Особой промышленности в городе никогда и не было (всю промышленность составляли, в основном, салотопенные и сальносвечные, да воскобойные заводики), зато значительна была торговля сырыми материалами – салом, кожами, шерстью, скотом, хлебом, воском и мёдом. От этой торговли до сих пор в городе сохранились Каменные торговые ряды постройки тридцатых годов XIX века с запоминающимися аркадными галереями. Привлекает внимание и бывшее здание земской управы, где и расположился нынче исполком, украшенное портиками ионического ордера.

Город красив в любое время года, но особенно прекрасен весной, когда утопает в зелени и бело-розовом цветении садов.

Антонов остановил извозчика у деревянного пятистенного дома с покатой крышей и небольшим крыльцом. Забор уже давно не крашен, дом, тем не менее, был крепок. Значит, хозяин в доме хороший. Не подверженный сантиментам, Антонов, тем не менее, почувствовал лёгкую дрожь в руках и ногах, когда открывал чуть скрипучую калитку. Войдя во двор, остановился, осмотрелся, вдохнул полной грудью, поднялся на крыльцо и толкнул дверь рукой.

– Есть кто дома? – крикнул негромко, но почувствовал, что голос оказался каким-то хриплым от всё того же волнения.

Оно и понятно – десять лет здесь не ступала его нога. Когда наводил справки, оказалось, что в доме хозяйничает лишь его младший брат – Дмитрий, учившийся на аптекаря. Его-то он и окликал сейчас. И верно, спустя мгновение, внутренняя дверь отворилась и на пороге показался такой же, как и он сам, невысокий, узколицый парень двадцати с небольшим лет: когда Антонов уходил из дома, тот был совсем ещё мальчишкой.

– Кто здесь? – спросил Дмитрий и, увидев Александра, застыл на пороге с открытым ртом.

Казалось, целую вечность они молча изучали друг друга, будто стараясь запомнить и оценить степень своей схожести и своего различия.

– Митяй!? – срывающимся голосом произнёс Антонов, поставив на пол саквояж с вещами. – Брательник мой.

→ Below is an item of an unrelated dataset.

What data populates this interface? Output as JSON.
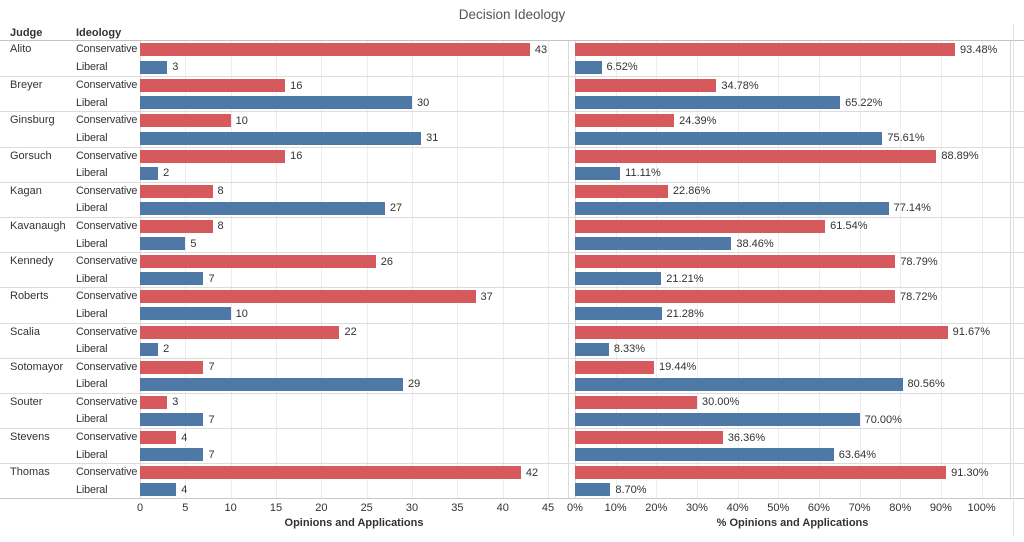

– Ш-шура? – неуверенно произнёс Дмитрий, пытаясь воскресить в памяти засевшие в его мозгу десять лет назад родные черты лица старшего брата, бывшего кумиром его юности. – Неужто это ты вернулся?

– А то кто же? Я.

Они бросились друг другу в объятья, расцеловались и долго-долго похлопывали друг друга по спине. Отстранялись, смотрели друг на друга, затем снова обнимались. Антонов даже не думал прежде, что так обрадуется родному человеку.